The Sunlight Foundation has announced the first phase of a database called LOUIS (Library Of Unified Information Sources), which is intended to be a "comprehensive, completely indexed and cross-referenced depository of federal documents from the executive and legislative branches." LOUIS currently povides fully searchable access to seven sets of documents, including Congressional Reports, Congressional Record, Congressional Hearings, Federal Register, Presidential Documents, GAO Reports and Congressional Bills and Resolutions. The same keyword can be searched simultaneously in any of these archives. The site does not indicate how deep the archives in each category currently are, but there appears to be a substantial amount. A search for the word "Halliburton" over the seven areas yielded more than 500 hits (though none of them in Presidential Documents).




Full Disclosure: The Perils and Promise of Transparency (Cambridge University Press 2007) by Archon Fung, Mary Graham and David Weil addresses the question: "Can government legislate transparency policies that reduce risks to health, safety, and financial stability, or improve the performance of major institutions such as schools, hospitals and banks?" The authors--academics who have set up the Transparency Policy Project at Harvard's John F. Kennedy School of Government--look at 15 U.S. disclosure systems ranging from the corporate financial disclosures mandated in the 1930s to the campaign finance disclosures enacted in the 1970s to the color-coded terrorist threat levels adopted in 2002 . They also look at three international transparency systems: financial reporting practices under the International Accounting Standards Board, labeling of genetically modified foods and surveillance of infectious diseases.

Emphasizing that not all disclosure programs achieve their desired aims, the authors argue that successful transparency systems must be "user-centered" (focused on the needs and interests of users as well as their ability to comprehend the data) and "sustainable" (increasing in use, accuracy and scope over time).

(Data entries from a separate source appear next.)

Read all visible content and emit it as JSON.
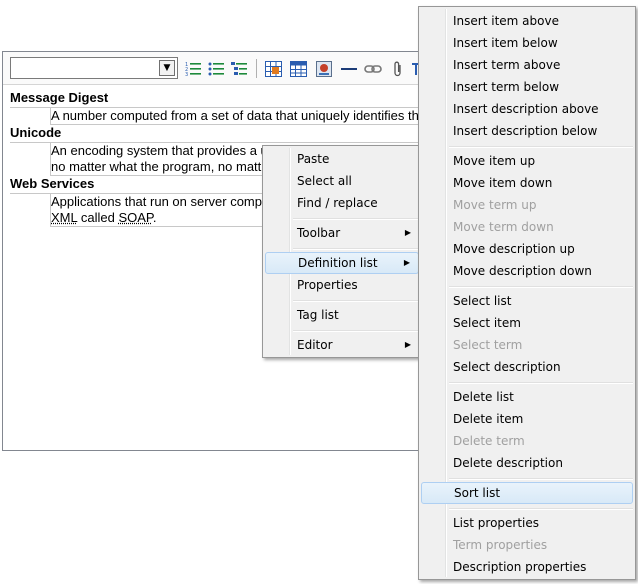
{
  "toolbar": {
    "format_select_value": "",
    "format_select_arrow": "▼",
    "icons": [
      "numbered-list-icon",
      "bullet-list-icon",
      "outline-list-icon",
      "image-icon",
      "table-icon",
      "media-icon",
      "horizontal-rule-icon",
      "link-icon",
      "attachment-icon",
      "more-icon"
    ]
  },
  "definitions": [
    {
      "term": "Message Digest",
      "desc": [
        "A number computed from a set of data that uniquely identifies th"
      ]
    },
    {
      "term": "Unicode",
      "desc": [
        "An encoding system that provides a u",
        "no matter what the program, no matt"
      ]
    },
    {
      "term": "Web Services",
      "desc_line1": "Applications that run on server comp",
      "desc_line2_abbr": "XML",
      "desc_line2_mid": " called ",
      "desc_line2_abbr2": "SOAP",
      "desc_line2_end": "."
    }
  ],
  "context_menu": {
    "items": [
      {
        "label": "Paste"
      },
      {
        "label": "Select all"
      },
      {
        "label": "Find / replace"
      },
      {
        "label": "Toolbar",
        "submenu": true
      },
      {
        "label": "Definition list",
        "submenu": true
      },
      {
        "label": "Properties"
      },
      {
        "label": "Tag list"
      },
      {
        "label": "Editor",
        "submenu": true
      }
    ],
    "submenu_arrow": "▶"
  },
  "submenu": {
    "items": [
      {
        "label": "Insert item above"
      },
      {
        "label": "Insert item below"
      },
      {
        "label": "Insert term above"
      },
      {
        "label": "Insert term below"
      },
      {
        "label": "Insert description above"
      },
      {
        "label": "Insert description below"
      },
      {
        "label": "Move item up"
      },
      {
        "label": "Move item down"
      },
      {
        "label": "Move term up"
      },
      {
        "label": "Move term down"
      },
      {
        "label": "Move description up"
      },
      {
        "label": "Move description down"
      },
      {
        "label": "Select list"
      },
      {
        "label": "Select item"
      },
      {
        "label": "Select term"
      },
      {
        "label": "Select description"
      },
      {
        "label": "Delete list"
      },
      {
        "label": "Delete item"
      },
      {
        "label": "Delete term"
      },
      {
        "label": "Delete description"
      },
      {
        "label": "Sort list"
      },
      {
        "label": "List properties"
      },
      {
        "label": "Term properties"
      },
      {
        "label": "Description properties"
      }
    ]
  },
  "colors": {
    "highlight": "#d8e9f7",
    "disabled_text": "#a0a0a0",
    "menu_bg": "#f0f0f0"
  }
}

7. Easy searching of social networking sites


Social networking sites such as FaceBook and MySpace have become a major way for young people, in particular, to communicate with friends, but they are also a tool that can be used by researchers to track down individuals. A new site called yoName makes it possible to search more than a dozen sites at once. For a description of various social networking sites, see this compilation on Wikipedia.

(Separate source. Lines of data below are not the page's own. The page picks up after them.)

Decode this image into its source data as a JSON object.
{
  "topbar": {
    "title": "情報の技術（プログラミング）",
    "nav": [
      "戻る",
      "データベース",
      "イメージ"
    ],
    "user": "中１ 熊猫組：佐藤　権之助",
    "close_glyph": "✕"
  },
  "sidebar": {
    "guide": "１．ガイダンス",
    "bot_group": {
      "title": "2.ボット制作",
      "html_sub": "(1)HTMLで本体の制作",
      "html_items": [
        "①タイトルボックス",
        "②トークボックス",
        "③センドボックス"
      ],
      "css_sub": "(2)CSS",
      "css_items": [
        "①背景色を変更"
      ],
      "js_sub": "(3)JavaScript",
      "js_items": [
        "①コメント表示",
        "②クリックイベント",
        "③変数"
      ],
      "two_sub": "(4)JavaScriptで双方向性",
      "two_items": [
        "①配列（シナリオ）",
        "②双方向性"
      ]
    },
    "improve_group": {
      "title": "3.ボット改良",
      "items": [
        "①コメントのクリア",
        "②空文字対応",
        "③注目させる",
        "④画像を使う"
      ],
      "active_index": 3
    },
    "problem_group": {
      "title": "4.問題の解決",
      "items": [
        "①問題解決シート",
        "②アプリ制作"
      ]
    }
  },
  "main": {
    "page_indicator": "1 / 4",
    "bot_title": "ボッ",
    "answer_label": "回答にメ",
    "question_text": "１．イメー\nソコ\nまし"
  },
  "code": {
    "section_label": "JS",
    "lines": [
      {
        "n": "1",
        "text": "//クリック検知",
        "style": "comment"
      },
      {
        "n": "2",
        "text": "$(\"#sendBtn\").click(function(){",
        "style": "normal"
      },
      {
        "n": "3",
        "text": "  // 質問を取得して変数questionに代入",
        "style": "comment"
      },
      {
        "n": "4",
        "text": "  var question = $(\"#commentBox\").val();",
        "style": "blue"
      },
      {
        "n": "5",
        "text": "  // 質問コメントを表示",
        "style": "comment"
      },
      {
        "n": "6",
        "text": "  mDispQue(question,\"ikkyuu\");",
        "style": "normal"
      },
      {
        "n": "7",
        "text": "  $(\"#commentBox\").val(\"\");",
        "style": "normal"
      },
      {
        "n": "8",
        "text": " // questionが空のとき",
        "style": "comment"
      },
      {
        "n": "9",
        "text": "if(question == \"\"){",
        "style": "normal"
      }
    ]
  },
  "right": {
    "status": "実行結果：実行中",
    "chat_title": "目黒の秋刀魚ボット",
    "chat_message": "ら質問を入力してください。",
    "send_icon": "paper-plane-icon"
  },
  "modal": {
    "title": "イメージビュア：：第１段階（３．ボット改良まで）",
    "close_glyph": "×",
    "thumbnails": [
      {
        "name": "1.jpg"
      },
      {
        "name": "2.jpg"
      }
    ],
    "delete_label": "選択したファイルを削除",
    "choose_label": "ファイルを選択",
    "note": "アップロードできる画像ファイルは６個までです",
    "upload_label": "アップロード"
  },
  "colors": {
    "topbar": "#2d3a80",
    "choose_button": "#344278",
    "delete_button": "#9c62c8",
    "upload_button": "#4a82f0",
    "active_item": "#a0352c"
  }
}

8. More union concern about private equity


Labor unions around the world are showing increasing concern about the rise in private equity buyouts (despite signs the trend may be peaking). The International Union of Food, Agricultural, Hotel, Restaurant, Catering, Tobacco and Allied Workers' Association recently released A Workers' Guide to Private Equity Buyouts. IUF General Secretary Ron Oswald writes in the preface that the guide was written "in the belief that, despite the enormous size and reach of private equity funds, they can be challenged and beaten back through trade union action."

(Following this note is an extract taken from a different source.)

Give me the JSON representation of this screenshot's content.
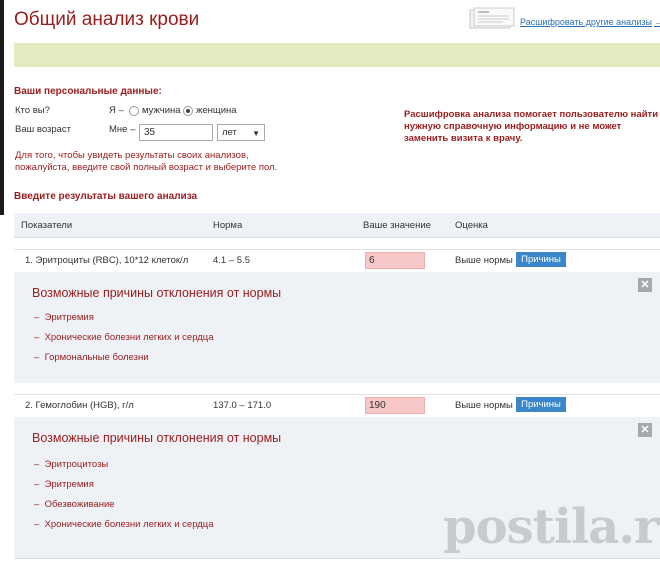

This is the second major union report on buyouts since the overview of private equity sources was assembled in Digest No. 76. In the United States, the Service Employees International Union published Behind the Buyouts: Inside the World of Private Equity.


9. Searching market research reports


Market research reports are often wildly overpriced, but they are often the only way to get a good sense of the competitive situation in smaller industries. A new service called ReportLinker makes it possible to do keyword searching of the contents of more than 1 million such reports. The database covers both public domain reports, which can be downloaded for free, and proprietary ones, which can be purchased. The service is provided by a French company called Ubiquick.